Pour la première fois depuis sa création en 1997, la Biblio-Vente n’aura pas lieu cette année en raison de l’incertitude causée par la crise sanitaire. La 24e édition devait se dérouler à Alma, les 8 et 9 mai.
Pour la première fois depuis sa création en 1997, la Biblio-Vente n’aura pas lieu cette année en raison de l’incertitude causée par la crise sanitaire. La 24e édition devait se dérouler à Alma, les 8 et 9 mai.

Prévue à Alma, pas de Biblio-Vente cette année

C’est encore loin, les 8 et 9 mai, mais pas suffisamment pour empêcher l’annulation de la Biblio-Vente. La 24e édition de cette activité organisée par l’Association des bibliothèques publiques du Saguenay-Lac-Saint-Jean n’aura pas lieu, en effet, en raison de l’incertitude générée par la crise sanitaire.

« Des représentants des bibliothèques publiques de la région ont pris la décision lundi.
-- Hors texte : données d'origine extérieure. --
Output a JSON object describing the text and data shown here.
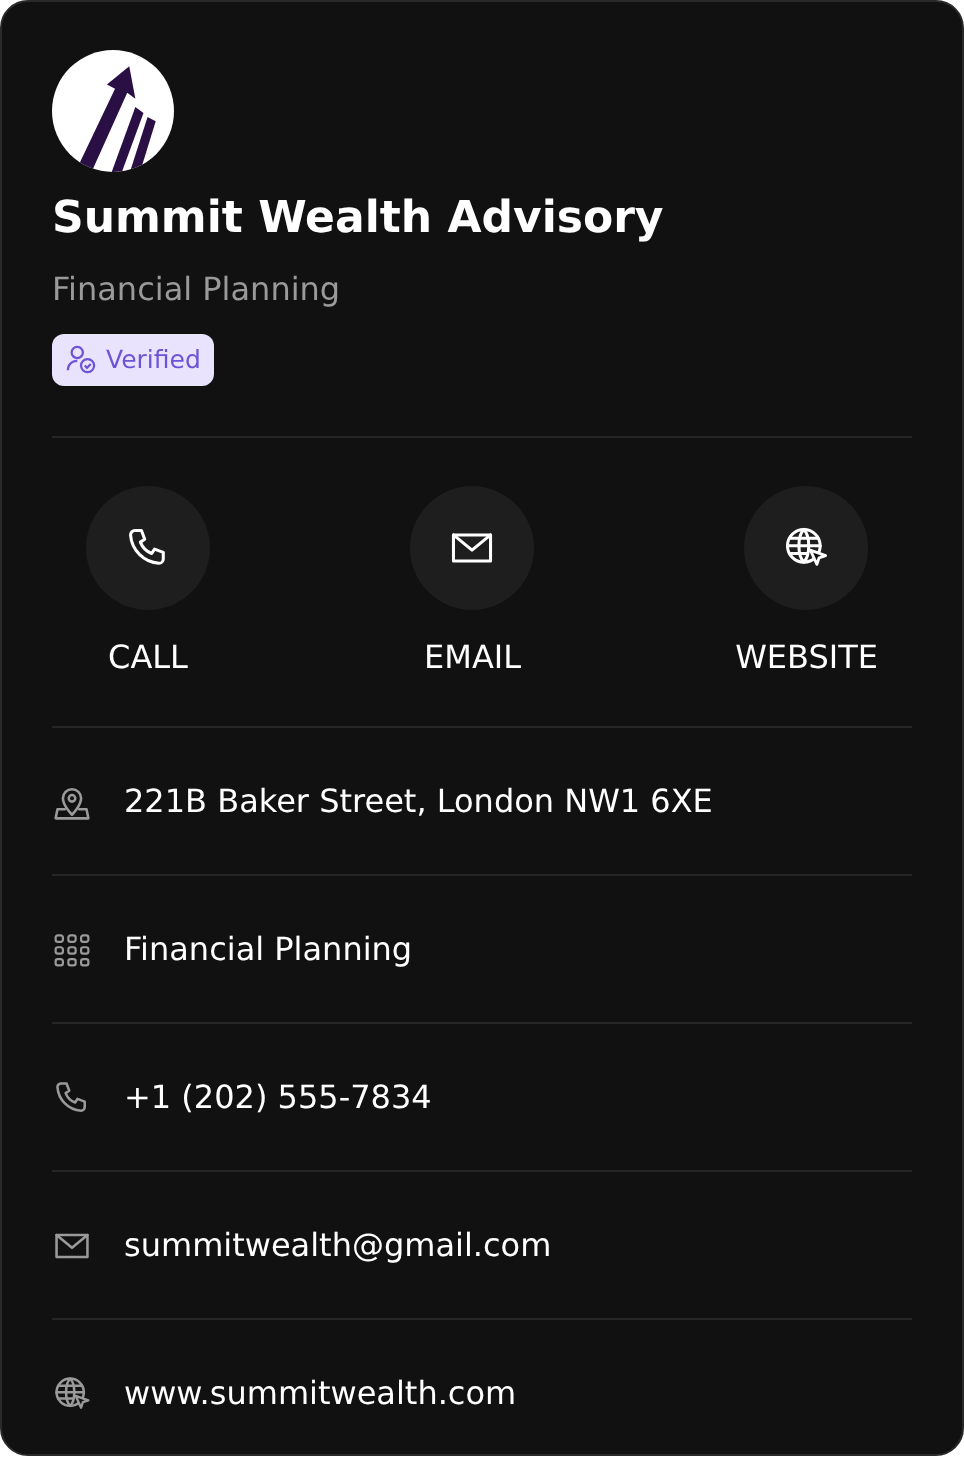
{
  "profile": {
    "name": "Summit Wealth Advisory",
    "category": "Financial Planning",
    "badge": "Verified"
  },
  "actions": [
    {
      "kind": "phone",
      "label": "CALL"
    },
    {
      "kind": "email",
      "label": "EMAIL"
    },
    {
      "kind": "web",
      "label": "WEBSITE"
    }
  ],
  "details": [
    {
      "kind": "address",
      "text": "221B Baker Street, London NW1 6XE"
    },
    {
      "kind": "category",
      "text": "Financial Planning"
    },
    {
      "kind": "phone",
      "text": "+1 (202) 555-7834"
    },
    {
      "kind": "email",
      "text": "summitwealth@gmail.com"
    },
    {
      "kind": "web",
      "text": "www.summitwealth.com"
    }
  ]
}
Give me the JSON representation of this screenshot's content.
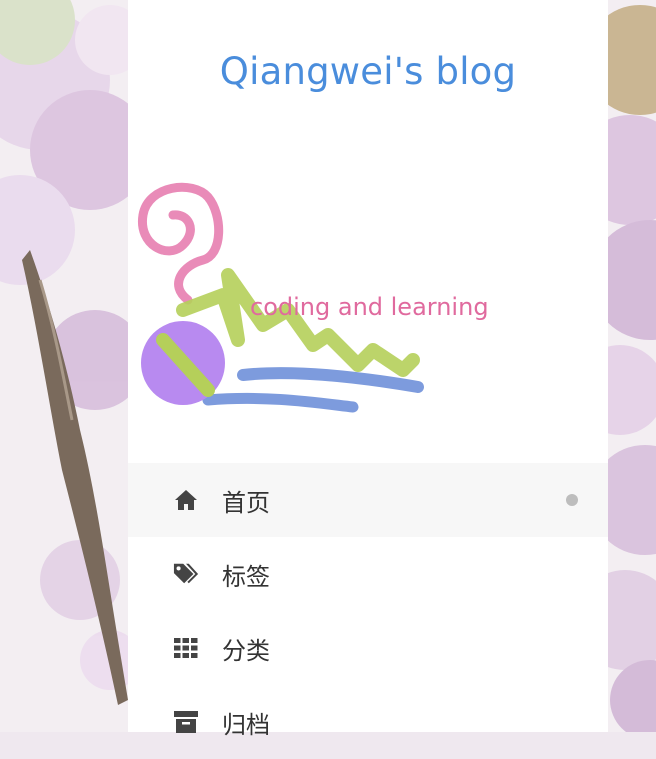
{
  "site": {
    "title": "Qiangwei's blog",
    "tagline": "coding and learning"
  },
  "menu": [
    {
      "label": "首页",
      "icon": "home-icon",
      "active": true
    },
    {
      "label": "标签",
      "icon": "tags-icon",
      "active": false
    },
    {
      "label": "分类",
      "icon": "th-icon",
      "active": false
    },
    {
      "label": "归档",
      "icon": "archive-icon",
      "active": false
    }
  ],
  "colors": {
    "title": "#4a8ddc",
    "tagline": "#e06a9e",
    "menu_text": "#333333",
    "active_bg": "#f7f7f7",
    "active_dot": "#bdbdbd"
  }
}
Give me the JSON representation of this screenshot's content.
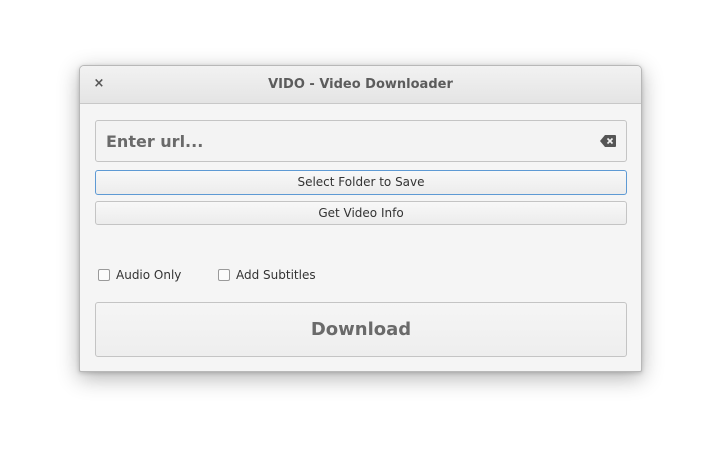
{
  "window": {
    "title": "VIDO - Video Downloader",
    "close_symbol": "×"
  },
  "url_entry": {
    "placeholder": "Enter url...",
    "value": "",
    "clear_icon": "edit-clear-icon"
  },
  "buttons": {
    "select_folder": "Select Folder to Save",
    "get_info": "Get Video Info",
    "download": "Download"
  },
  "options": {
    "audio_only": {
      "label": "Audio Only",
      "checked": false
    },
    "add_subtitles": {
      "label": "Add Subtitles",
      "checked": false
    }
  },
  "colors": {
    "focus_border": "#5e9ad4",
    "window_bg": "#f5f5f5"
  }
}
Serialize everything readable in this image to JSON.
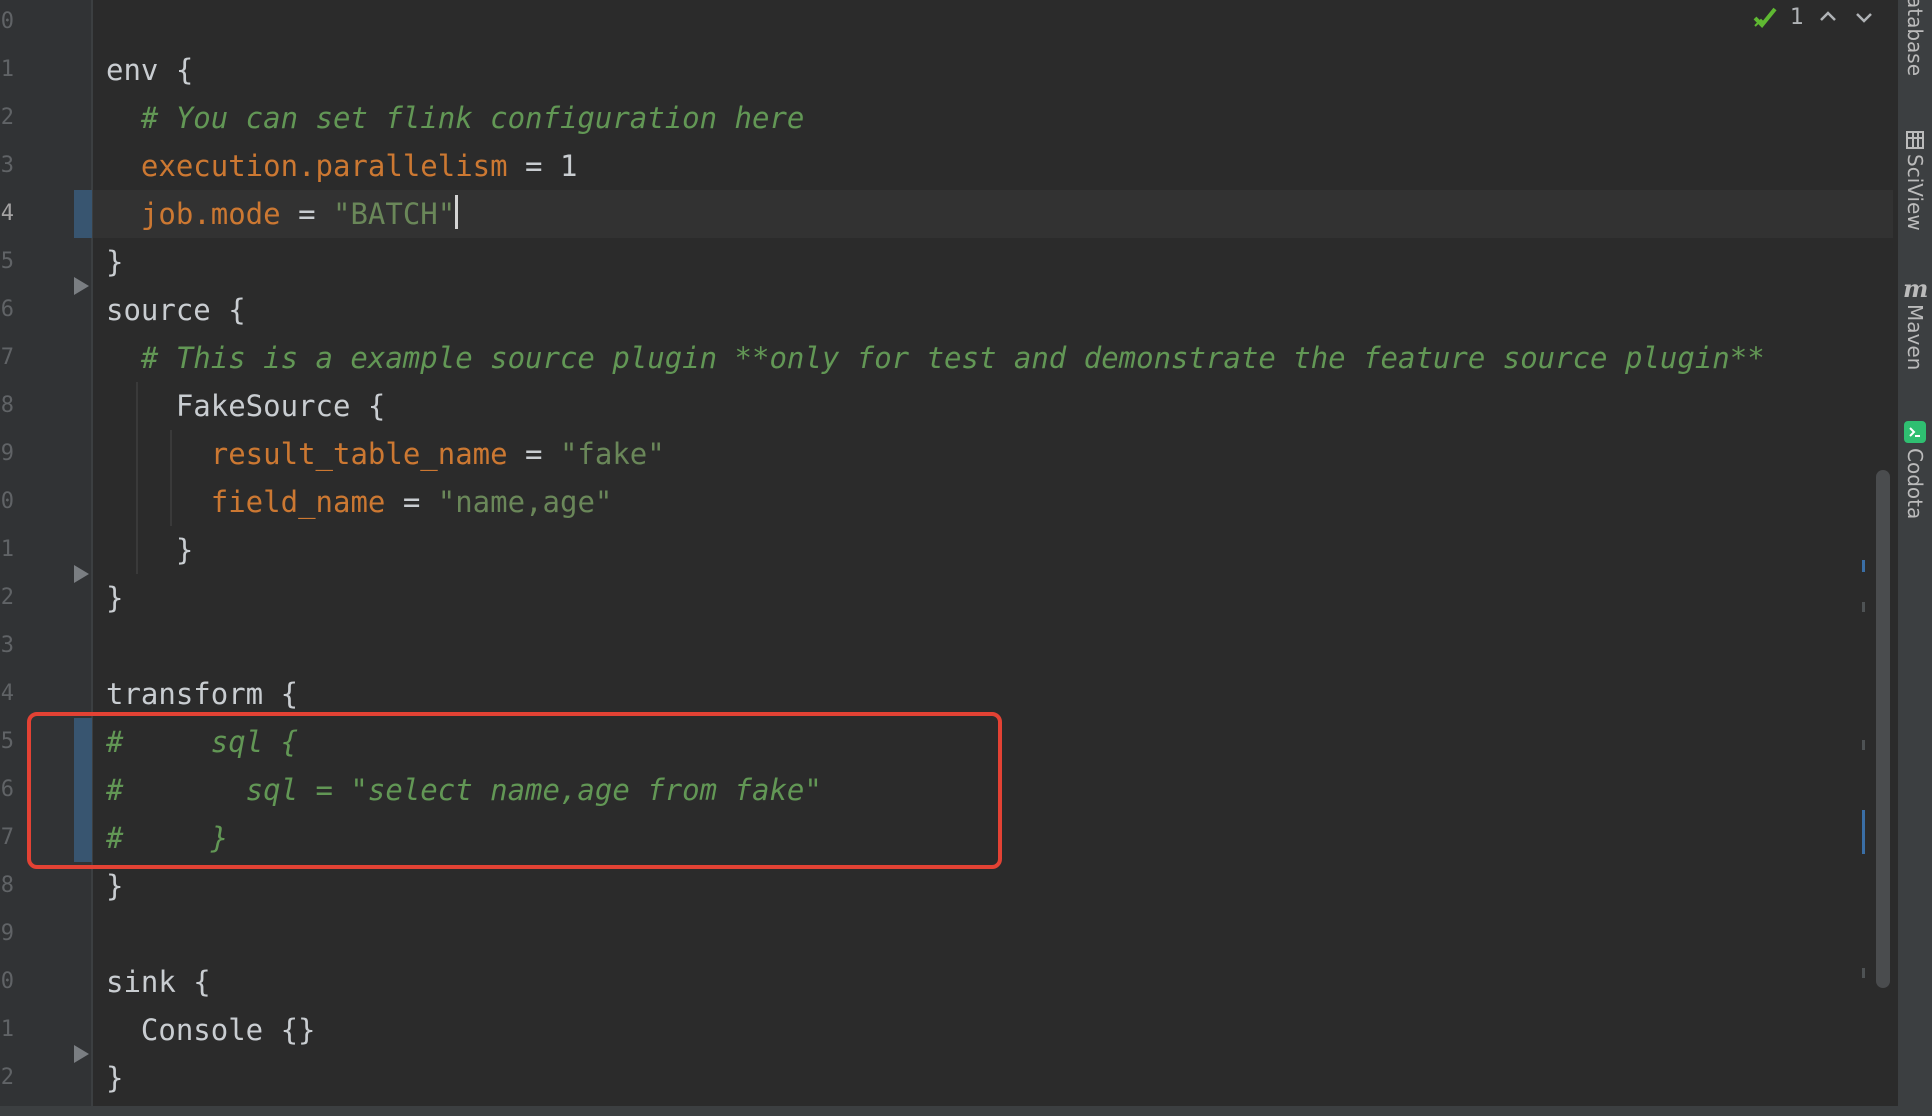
{
  "editor": {
    "line_numbers": [
      "0",
      "1",
      "2",
      "3",
      "4",
      "5",
      "6",
      "7",
      "8",
      "9",
      "0",
      "1",
      "2",
      "3",
      "4",
      "5",
      "6",
      "7",
      "8",
      "9",
      "0",
      "1",
      "2"
    ],
    "current_line_index": 4,
    "lines": [
      [
        {
          "t": "env {",
          "c": "ob"
        }
      ],
      [
        {
          "t": "  # You can set flink configuration here",
          "c": "comment"
        }
      ],
      [
        {
          "t": "  ",
          "c": "ob"
        },
        {
          "t": "execution.parallelism",
          "c": "key"
        },
        {
          "t": " = 1",
          "c": "ob"
        }
      ],
      [
        {
          "t": "  ",
          "c": "ob"
        },
        {
          "t": "job.mode",
          "c": "key"
        },
        {
          "t": " = ",
          "c": "ob"
        },
        {
          "t": "\"BATCH\"",
          "c": "str"
        },
        {
          "caret": true
        }
      ],
      [
        {
          "t": "}",
          "c": "ob"
        }
      ],
      [
        {
          "t": "source {",
          "c": "ob"
        }
      ],
      [
        {
          "t": "  # This is a example source plugin **only for test and demonstrate the feature source plugin**",
          "c": "comment"
        }
      ],
      [
        {
          "t": "    FakeSource {",
          "c": "ob"
        }
      ],
      [
        {
          "t": "      ",
          "c": "ob"
        },
        {
          "t": "result_table_name",
          "c": "key"
        },
        {
          "t": " = ",
          "c": "ob"
        },
        {
          "t": "\"fake\"",
          "c": "str"
        }
      ],
      [
        {
          "t": "      ",
          "c": "ob"
        },
        {
          "t": "field_name",
          "c": "key"
        },
        {
          "t": " = ",
          "c": "ob"
        },
        {
          "t": "\"name,age\"",
          "c": "str"
        }
      ],
      [
        {
          "t": "    }",
          "c": "ob"
        }
      ],
      [
        {
          "t": "}",
          "c": "ob"
        }
      ],
      [
        {
          "t": "",
          "c": "ob"
        }
      ],
      [
        {
          "t": "transform {",
          "c": "ob"
        }
      ],
      [
        {
          "t": "#     sql {",
          "c": "comment"
        }
      ],
      [
        {
          "t": "#       sql = \"select name,age from fake\"",
          "c": "comment"
        }
      ],
      [
        {
          "t": "#     }",
          "c": "comment"
        }
      ],
      [
        {
          "t": "}",
          "c": "ob"
        }
      ],
      [
        {
          "t": "",
          "c": "ob"
        }
      ],
      [
        {
          "t": "sink {",
          "c": "ob"
        }
      ],
      [
        {
          "t": "  Console {}",
          "c": "ob"
        }
      ],
      [
        {
          "t": "}",
          "c": "ob"
        }
      ]
    ]
  },
  "inspections": {
    "count": "1",
    "check_icon": "check-icon",
    "prev_icon": "chevron-up-icon",
    "next_icon": "chevron-down-icon"
  },
  "tool_windows": [
    {
      "label": "atabase",
      "icon": "database-icon"
    },
    {
      "label": "SciView",
      "icon": "sciview-icon"
    },
    {
      "label": "Maven",
      "icon": "maven-icon"
    },
    {
      "label": "Codota",
      "icon": "codota-icon"
    }
  ],
  "colors": {
    "background": "#2b2b2b",
    "comment": "#629755",
    "key": "#cc7832",
    "string": "#6a8759",
    "highlight_box": "#e34234"
  }
}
L’un des problèmes est que même dans l’éventualité où le gouvernement du Québec débloquait des choses à compter du 4 mai, rien ne dit que les gens auront le goût de participer à un événement aussi fréquenté », a énoncé Lily Lachance, conseillère aux bibliothèques publiques, à l’occasion d’une entrevue téléphonique accordée au Quotidien.

Cette infortune touche de plein fouet la communauté almatoise, puisque pour la première fois depuis la création de la Biblio-Vente, en 1997, c’est dans cette ville qu’elle devait être présentée. Par souci d’équité envers les Jeannois, on souhaitait instaurer un principe d’alternance, le second pôle étant le hangar de la zone portuaire de Chicoutimi.

La migration vers le Centre Mario-Tremblay devra donc attendre. Or, il n’est pas assuré que la prochaine année sera la bonne. « On ne sait pas encore si c’est à ce moment-là qu’on s’y rendra. Il y a des choses à vérifier au préalable », fait observer Lily Lachance.

Toujours au rayon des incertitudes, on ne sait pas ce qu’il adviendra des documents qui auraient dû être mis en vente au début de mai. Rappelons que les bibliothèques publiques de la région en profitent pour élaguer leurs collections, notamment les livres. Ils sont offerts au prix dérisoire de 4 $ le kilo, ce qui fait de la Biblio-Vente un événement très couru.

« On va voir comment on s’arrangera avec ça. Peut-être que chaque bibliothèque va garder ses documents, autrement ça prendrait un énorme entrepôt et ce serait pour un an », mentionne Lily Lachance. Ce qui ne fait pas de doute, en revanche, c’est le fait que l’annulation se traduira par une perte de revenus pouvant atteindre 20 000 $. C’est ce que génère la vente annuelle, une fois les frais absorbés. Ces fonds aident les bibliothèques publiques à tenir des activités tout au long de l’année.